Canon PowerShot SX710 HS Conclusion

The same can be said about this time last year: for the appropriate buyer, this is not a terrible choice.

The Canon PowerShot SX710 HS had better be an excellent camera considering its starting retail price of $350. After all, 350 dollars was a reasonable price for a camera like this a few years ago; but nowadays, you can get a great deal more for the same amount. There has never been a better time to shop in the bargain bin, with cut-rate discounts on everything from point-and-shoots to interchangeable lens cameras. There are cut-rate deals on everything from point-and-shoots to interchangeable lens cameras.

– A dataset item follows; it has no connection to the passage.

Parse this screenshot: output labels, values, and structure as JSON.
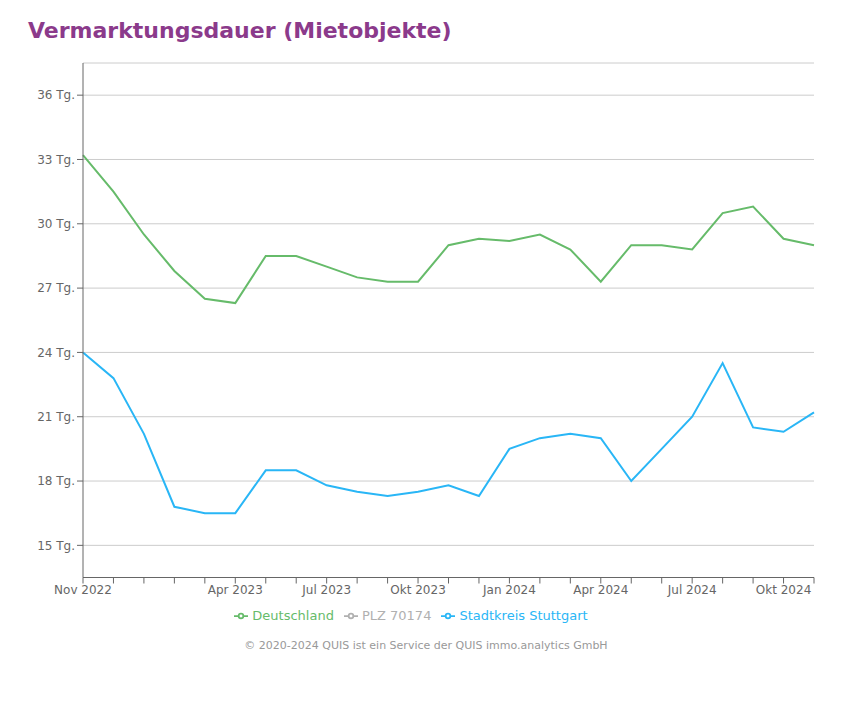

Canon PowerShot SX710 HS FAQs

How much is Canon PowerShot SX710 HS?

Early in 2015, Canon introduced the PowerShot SX710 HS at a price range ranging from approximately $350 to $400.

When did the Canon SX710 HS come out?

In February 2015, Canon made the PowerShot SX710 HS consumer camera available.

Is Canon PowerShot SX710 HS good for photography?

It is generally agreed upon that the Canon PowerShot SX710 HS is an excellent camera for photography, particularly for those looking for a portable camera with a powerful zoom lens.

However, it is possible that it does not provide the same degree of manual control or picture clarity as cameras with a higher price tag.